What this settles, and what it does not
The result transforms the magnetar model from one of several competing hypotheses for SLSNe into a confirmed mechanism, at least for SN 2024afav. Alex Filippenko of UC Berkeley, a co-author, was careful to note that this does not mean all superluminous supernovae are magnetar-powered. Circumstellar interaction, where the supernova shock hits surrounding material, likely still explains some fraction of these events. Kasen himself has proposed that black holes, rather than magnetars, could also power brighter supernovae and produce light curve bumps through similar disk precession.
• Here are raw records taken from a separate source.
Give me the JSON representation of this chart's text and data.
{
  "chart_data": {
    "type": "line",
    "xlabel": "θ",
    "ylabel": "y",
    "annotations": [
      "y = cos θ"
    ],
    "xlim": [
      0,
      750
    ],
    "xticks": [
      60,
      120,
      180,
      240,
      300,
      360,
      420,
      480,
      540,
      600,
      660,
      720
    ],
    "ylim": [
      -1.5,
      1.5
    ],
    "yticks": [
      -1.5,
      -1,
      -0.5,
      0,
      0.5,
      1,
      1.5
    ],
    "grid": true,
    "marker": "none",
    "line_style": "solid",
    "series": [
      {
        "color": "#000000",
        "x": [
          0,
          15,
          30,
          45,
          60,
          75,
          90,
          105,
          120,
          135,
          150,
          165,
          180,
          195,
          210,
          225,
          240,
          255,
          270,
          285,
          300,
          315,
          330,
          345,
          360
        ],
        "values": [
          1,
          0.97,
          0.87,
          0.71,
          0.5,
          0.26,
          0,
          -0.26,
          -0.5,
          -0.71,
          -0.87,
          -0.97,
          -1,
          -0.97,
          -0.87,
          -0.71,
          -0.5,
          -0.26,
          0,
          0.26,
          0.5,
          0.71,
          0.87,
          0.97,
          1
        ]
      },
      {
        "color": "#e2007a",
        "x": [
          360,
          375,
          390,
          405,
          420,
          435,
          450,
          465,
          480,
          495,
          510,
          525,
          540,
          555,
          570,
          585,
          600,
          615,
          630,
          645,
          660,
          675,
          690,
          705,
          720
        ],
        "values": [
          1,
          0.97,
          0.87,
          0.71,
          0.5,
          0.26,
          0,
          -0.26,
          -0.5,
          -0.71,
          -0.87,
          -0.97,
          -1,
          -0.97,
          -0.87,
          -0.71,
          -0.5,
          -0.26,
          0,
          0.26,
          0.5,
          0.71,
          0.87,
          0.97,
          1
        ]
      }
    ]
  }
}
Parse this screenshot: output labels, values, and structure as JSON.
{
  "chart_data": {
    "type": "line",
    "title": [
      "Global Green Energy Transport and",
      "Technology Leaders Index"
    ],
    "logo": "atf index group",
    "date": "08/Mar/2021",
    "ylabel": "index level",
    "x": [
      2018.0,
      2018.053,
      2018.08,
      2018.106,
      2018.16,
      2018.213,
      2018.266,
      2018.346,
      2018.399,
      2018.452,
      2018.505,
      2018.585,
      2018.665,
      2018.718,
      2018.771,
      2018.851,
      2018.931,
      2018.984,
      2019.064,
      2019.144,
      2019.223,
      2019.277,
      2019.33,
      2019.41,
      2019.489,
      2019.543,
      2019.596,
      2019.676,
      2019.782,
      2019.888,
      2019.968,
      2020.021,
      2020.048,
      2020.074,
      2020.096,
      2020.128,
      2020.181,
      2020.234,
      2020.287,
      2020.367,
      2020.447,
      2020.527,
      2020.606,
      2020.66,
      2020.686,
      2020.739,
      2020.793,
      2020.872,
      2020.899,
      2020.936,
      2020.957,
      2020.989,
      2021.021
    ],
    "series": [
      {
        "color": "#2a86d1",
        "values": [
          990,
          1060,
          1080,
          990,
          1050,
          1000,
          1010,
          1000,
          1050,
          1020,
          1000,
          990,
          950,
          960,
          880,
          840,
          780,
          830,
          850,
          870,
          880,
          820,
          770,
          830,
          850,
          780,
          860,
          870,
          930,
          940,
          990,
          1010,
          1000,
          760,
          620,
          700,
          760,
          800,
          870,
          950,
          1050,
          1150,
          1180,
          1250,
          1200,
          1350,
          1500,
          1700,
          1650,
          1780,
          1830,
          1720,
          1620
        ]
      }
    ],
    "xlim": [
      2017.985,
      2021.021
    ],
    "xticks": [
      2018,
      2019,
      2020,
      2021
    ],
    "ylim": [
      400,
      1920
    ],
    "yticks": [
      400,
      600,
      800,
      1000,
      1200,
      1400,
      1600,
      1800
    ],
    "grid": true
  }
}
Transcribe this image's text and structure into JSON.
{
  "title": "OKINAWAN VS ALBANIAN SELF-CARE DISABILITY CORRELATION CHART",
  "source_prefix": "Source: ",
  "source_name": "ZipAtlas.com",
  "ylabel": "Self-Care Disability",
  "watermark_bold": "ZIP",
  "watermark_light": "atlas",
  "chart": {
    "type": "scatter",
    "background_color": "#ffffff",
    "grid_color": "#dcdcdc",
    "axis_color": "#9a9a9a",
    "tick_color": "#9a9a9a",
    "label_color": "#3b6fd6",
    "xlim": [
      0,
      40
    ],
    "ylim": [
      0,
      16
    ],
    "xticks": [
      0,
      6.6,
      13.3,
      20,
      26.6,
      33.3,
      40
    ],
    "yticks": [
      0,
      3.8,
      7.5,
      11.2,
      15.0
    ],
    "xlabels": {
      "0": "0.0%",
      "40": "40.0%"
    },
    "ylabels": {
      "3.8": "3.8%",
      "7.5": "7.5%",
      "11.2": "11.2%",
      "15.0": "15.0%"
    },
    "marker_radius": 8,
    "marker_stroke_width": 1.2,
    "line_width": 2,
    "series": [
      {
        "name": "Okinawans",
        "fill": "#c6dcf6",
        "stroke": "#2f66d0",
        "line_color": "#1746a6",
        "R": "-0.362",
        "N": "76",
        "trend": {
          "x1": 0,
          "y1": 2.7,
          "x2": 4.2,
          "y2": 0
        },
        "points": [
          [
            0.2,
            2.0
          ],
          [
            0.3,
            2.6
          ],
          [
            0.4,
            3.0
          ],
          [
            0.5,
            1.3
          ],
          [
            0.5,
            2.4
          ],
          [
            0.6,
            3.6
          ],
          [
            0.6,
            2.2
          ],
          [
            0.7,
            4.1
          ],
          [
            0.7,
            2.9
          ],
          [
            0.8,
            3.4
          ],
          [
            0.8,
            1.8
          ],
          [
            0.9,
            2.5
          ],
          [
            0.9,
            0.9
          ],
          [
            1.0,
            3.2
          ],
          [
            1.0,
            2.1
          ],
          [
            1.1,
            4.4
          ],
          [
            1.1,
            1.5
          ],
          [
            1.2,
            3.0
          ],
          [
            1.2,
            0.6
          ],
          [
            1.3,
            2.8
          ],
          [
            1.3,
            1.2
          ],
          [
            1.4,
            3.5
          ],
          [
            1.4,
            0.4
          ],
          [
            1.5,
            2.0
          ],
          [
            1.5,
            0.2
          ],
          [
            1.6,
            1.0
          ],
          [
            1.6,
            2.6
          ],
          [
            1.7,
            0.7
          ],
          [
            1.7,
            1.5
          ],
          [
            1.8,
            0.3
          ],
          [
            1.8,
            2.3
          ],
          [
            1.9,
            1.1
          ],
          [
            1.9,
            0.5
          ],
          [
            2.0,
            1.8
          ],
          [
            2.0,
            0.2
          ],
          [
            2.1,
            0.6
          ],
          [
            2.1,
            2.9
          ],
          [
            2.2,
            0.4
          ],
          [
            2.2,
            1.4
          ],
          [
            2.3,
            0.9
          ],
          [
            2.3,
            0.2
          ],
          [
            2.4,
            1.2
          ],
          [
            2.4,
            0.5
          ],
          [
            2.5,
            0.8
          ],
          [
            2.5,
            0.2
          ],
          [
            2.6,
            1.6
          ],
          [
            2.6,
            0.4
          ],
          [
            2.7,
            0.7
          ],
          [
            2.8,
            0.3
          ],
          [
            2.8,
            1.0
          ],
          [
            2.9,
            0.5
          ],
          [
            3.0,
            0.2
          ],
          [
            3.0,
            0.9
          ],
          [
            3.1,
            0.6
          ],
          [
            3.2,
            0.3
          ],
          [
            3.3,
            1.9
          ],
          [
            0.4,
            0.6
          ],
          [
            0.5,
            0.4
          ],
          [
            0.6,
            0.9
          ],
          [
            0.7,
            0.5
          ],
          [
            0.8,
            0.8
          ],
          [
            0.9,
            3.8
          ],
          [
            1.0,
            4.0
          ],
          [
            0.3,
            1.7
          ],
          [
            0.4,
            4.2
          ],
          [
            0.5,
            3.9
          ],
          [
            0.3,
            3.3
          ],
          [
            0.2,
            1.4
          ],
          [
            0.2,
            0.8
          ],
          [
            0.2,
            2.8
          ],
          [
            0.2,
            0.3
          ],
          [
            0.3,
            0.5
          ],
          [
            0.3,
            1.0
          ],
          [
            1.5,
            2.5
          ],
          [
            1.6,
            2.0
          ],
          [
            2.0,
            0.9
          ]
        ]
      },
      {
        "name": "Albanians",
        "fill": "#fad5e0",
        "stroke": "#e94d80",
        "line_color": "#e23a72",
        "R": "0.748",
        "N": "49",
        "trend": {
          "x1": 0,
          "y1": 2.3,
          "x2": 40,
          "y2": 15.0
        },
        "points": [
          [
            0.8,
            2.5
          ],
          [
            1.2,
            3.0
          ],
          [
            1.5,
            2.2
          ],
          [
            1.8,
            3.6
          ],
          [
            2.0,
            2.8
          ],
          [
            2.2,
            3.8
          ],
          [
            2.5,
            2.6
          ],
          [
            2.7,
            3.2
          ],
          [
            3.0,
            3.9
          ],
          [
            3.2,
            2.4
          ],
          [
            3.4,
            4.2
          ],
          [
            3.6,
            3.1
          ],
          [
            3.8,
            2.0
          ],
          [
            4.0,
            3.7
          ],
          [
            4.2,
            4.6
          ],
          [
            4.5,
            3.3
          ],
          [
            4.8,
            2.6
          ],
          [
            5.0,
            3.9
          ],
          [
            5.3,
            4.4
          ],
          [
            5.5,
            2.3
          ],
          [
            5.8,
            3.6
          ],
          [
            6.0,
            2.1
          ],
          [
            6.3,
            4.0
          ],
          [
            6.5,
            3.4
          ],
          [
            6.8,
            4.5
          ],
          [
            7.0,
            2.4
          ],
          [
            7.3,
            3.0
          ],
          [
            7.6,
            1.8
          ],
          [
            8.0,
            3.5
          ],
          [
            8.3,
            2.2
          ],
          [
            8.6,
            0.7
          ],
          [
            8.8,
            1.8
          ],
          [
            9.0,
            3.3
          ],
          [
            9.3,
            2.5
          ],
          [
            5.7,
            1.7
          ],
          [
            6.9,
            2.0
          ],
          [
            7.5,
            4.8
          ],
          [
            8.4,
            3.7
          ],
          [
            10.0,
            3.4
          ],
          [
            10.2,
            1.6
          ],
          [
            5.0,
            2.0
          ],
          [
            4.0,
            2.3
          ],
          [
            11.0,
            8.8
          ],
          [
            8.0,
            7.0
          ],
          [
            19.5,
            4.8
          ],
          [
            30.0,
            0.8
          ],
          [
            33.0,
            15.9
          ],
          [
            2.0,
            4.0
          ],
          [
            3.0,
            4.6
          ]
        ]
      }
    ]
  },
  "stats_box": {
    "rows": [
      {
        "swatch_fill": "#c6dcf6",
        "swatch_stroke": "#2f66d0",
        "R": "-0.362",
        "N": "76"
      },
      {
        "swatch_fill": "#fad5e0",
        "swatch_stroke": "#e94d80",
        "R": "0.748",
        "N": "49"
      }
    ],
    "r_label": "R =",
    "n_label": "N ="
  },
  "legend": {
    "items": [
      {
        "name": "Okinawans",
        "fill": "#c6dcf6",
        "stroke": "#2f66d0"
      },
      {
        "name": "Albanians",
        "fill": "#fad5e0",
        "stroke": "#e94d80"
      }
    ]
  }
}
This is also a study of a single object. The chirp signature needs to be found in additional SLSNe to establish how common the phenomenon is. The Vera C. Rubin Observatory, set to begin the most comprehensive survey of the night sky to date, will generate 10 terabytes of data per night over a ten-year campaign and should reveal many more candidates.
The general relativistic interpretation also relies entirely on electromagnetic observations. Gravitational wave detectors currently lack the sensitivity to confirm Lense-Thirring precession at cosmological distances, so the model, while strongly constrained by the light curve data, awaits independent verification from a different observational channel.
Farah, who will defend his Ph.D. thesis at UCSB in May before joining Kasen's group at UC Berkeley as a Miller Fellow, is already looking ahead. If the chirp turns out to be common among SLSNe, it would mean general relativity has left its fingerprint on an entire class of stellar explosions, hiding in plain sight in data that astronomers have been collecting for two decades.